Laut der Volkszählung von 2009 ist jeder Fünfte der drei Millionen Einwohner der Hauptstadt arm. Die Zahl könnte inzwischen deutlich höher liegen. Seit 2005 wuchs Kenias Wirtschaft in den meisten Jahren um mehr als fünf Prozent. Im gleichen Zeitraum stieg das Pro-Kopf-Einkommen um mehr als 1000 US-Dollar. Aber das Ungleichgewicht ist gewachsen. Die soziale Spaltung entzweit das Land.

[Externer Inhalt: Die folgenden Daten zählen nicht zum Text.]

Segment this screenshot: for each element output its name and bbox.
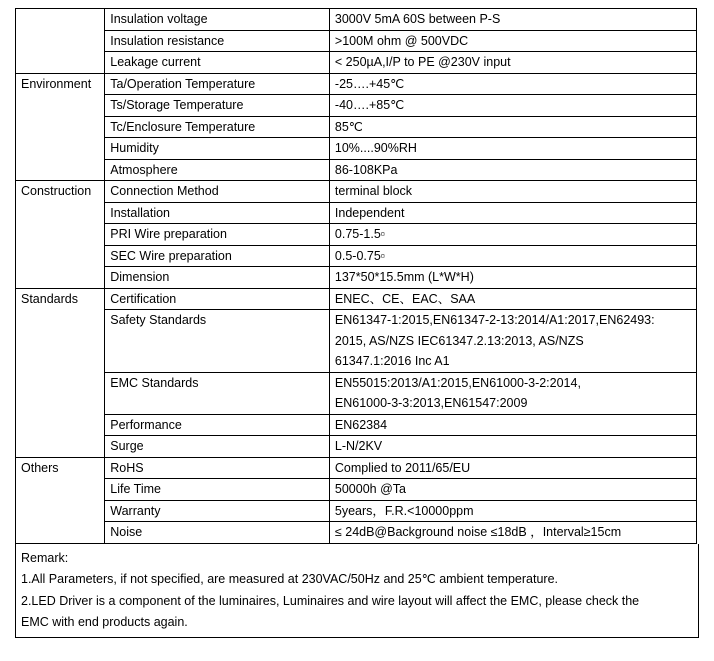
value-line: EN61000-3-3:2013,EN61547:2009	[334, 396, 528, 410]
spec-row	[16, 116, 697, 138]
spec-row	[16, 159, 697, 181]
value-line: 137*50*15.5mm (L*W*H)	[334, 270, 474, 284]
spec-table	[15, 8, 697, 544]
value-line: < 250µA,I/P to PE @230V input	[334, 55, 511, 69]
value-line: Independent	[334, 205, 405, 220]
param-value	[329, 116, 696, 138]
spec-row	[16, 288, 697, 310]
value-line: >100M ohm @ 500VDC	[334, 33, 469, 48]
param-value	[329, 30, 696, 52]
param-value	[329, 372, 696, 414]
value-line: ≤ 24dB@Background noise ≤18dB ，Interval≥15cm	[334, 525, 622, 539]
param-name: PRI Wire preparation	[105, 224, 330, 246]
remark-title: Remark:	[21, 550, 69, 565]
param-name: Ta/Operation Temperature	[105, 73, 330, 95]
value-line: ENEC、CE、EAC、SAA	[334, 291, 476, 306]
section-title: Others	[16, 457, 105, 543]
value-line: 5years，F.R.<10000ppm	[334, 503, 474, 518]
param-name: Installation	[105, 202, 330, 224]
param-value	[329, 159, 696, 181]
remark-line-2: 2.LED Driver is a component of the luminaires, Luminaires and wire layout will affect the EMC, please check the	[21, 593, 640, 608]
param-name: Connection Method	[105, 181, 330, 203]
param-name: Safety Standards	[105, 310, 330, 373]
param-value	[329, 181, 696, 203]
value-line: 0.75-1.5▫	[334, 227, 386, 241]
spec-row	[16, 436, 697, 458]
param-name: Tc/Enclosure Temperature	[105, 116, 330, 138]
value-line: 86-108KPa	[334, 162, 398, 177]
spec-row	[16, 267, 697, 289]
spec-row	[16, 479, 697, 501]
spec-row	[16, 310, 697, 373]
remark-line-1: 1.All Parameters, if not specified, are measured at 230VAC/50Hz and 25℃ ambient temperature.	[21, 572, 558, 586]
spec-row	[16, 30, 697, 52]
param-value	[329, 202, 696, 224]
spec-row	[16, 522, 697, 544]
spec-row	[16, 224, 697, 246]
value-line: L-N/2KV	[334, 439, 383, 453]
section-title	[16, 9, 105, 74]
param-name: Ts/Storage Temperature	[105, 95, 330, 117]
value-line: 10%....90%RH	[334, 141, 417, 155]
param-value	[329, 52, 696, 74]
value-line: -25….+45℃	[334, 76, 405, 91]
spec-row	[16, 138, 697, 160]
param-name: Dimension	[105, 267, 330, 289]
spec-row	[16, 372, 697, 414]
param-name: Leakage current	[105, 52, 330, 74]
value-line: EN55015:2013/A1:2015,EN61000-3-2:2014,	[334, 375, 581, 390]
value-line: terminal block	[334, 184, 413, 198]
value-line: 50000h @Ta	[334, 482, 406, 496]
spec-row	[16, 9, 697, 31]
param-value	[329, 95, 696, 117]
param-name: Insulation voltage	[105, 9, 330, 31]
param-value	[329, 310, 696, 373]
param-name: Life Time	[105, 479, 330, 501]
param-value	[329, 224, 696, 246]
value-line: Complied to 2011/65/EU	[334, 460, 471, 475]
param-value	[329, 500, 696, 522]
param-value	[329, 9, 696, 31]
section-title: Environment	[16, 73, 105, 181]
param-value	[329, 245, 696, 267]
spec-row	[16, 73, 697, 95]
param-name: Surge	[105, 436, 330, 458]
param-value	[329, 138, 696, 160]
value-line: 2015, AS/NZS IEC61347.2.13:2013, AS/NZS	[334, 333, 584, 348]
spec-row	[16, 414, 697, 436]
value-line: 3000V 5mA 60S between P-S	[334, 12, 501, 26]
remark-box	[15, 544, 699, 638]
param-value	[329, 479, 696, 501]
section-title: Construction	[16, 181, 105, 289]
param-value	[329, 457, 696, 479]
section-title: Standards	[16, 288, 105, 457]
value-line: EN61347-1:2015,EN61347-2-13:2014/A1:2017,EN62493:	[334, 313, 655, 327]
value-line: 0.5-0.75▫	[334, 248, 386, 263]
remark-line-3: EMC with end products again.	[21, 615, 188, 629]
param-name: RoHS	[105, 457, 330, 479]
param-name: Certification	[105, 288, 330, 310]
param-value	[329, 288, 696, 310]
param-name: Insulation resistance	[105, 30, 330, 52]
spec-row	[16, 500, 697, 522]
spec-row	[16, 181, 697, 203]
param-name: EMC Standards	[105, 372, 330, 414]
value-line: -40….+85℃	[334, 98, 405, 112]
param-name: SEC Wire preparation	[105, 245, 330, 267]
value-line: EN62384	[334, 417, 388, 432]
spec-sheet	[15, 8, 699, 638]
param-name: Humidity	[105, 138, 330, 160]
param-name: Warranty	[105, 500, 330, 522]
spec-row	[16, 245, 697, 267]
value-line: 85℃	[334, 119, 363, 134]
spec-row	[16, 457, 697, 479]
param-name: Atmosphere	[105, 159, 330, 181]
value-line: 61347.1:2016 Inc A1	[334, 354, 450, 368]
param-name: Noise	[105, 522, 330, 544]
param-value	[329, 522, 696, 544]
param-value	[329, 73, 696, 95]
param-name: Performance	[105, 414, 330, 436]
spec-row	[16, 95, 697, 117]
param-value	[329, 267, 696, 289]
spec-row	[16, 52, 697, 74]
spec-row	[16, 202, 697, 224]
param-value	[329, 414, 696, 436]
param-value	[329, 436, 696, 458]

Mehr als ein Drittel der 50 Millionen Einwohner Kenias lebt nach Angaben des Bundesentwicklungsministeriums unterhalb der nationalen Armutsgrenze. Es sind Menschen wie Alex, elf Jahre alt und das Patenkind von Michael Weible. Auf Bildern sieht man einen Jungen in Jeanshose, Jeanshemd und roter Jacke, wie er seinem Paten aus Deutschland in die Arme fällt.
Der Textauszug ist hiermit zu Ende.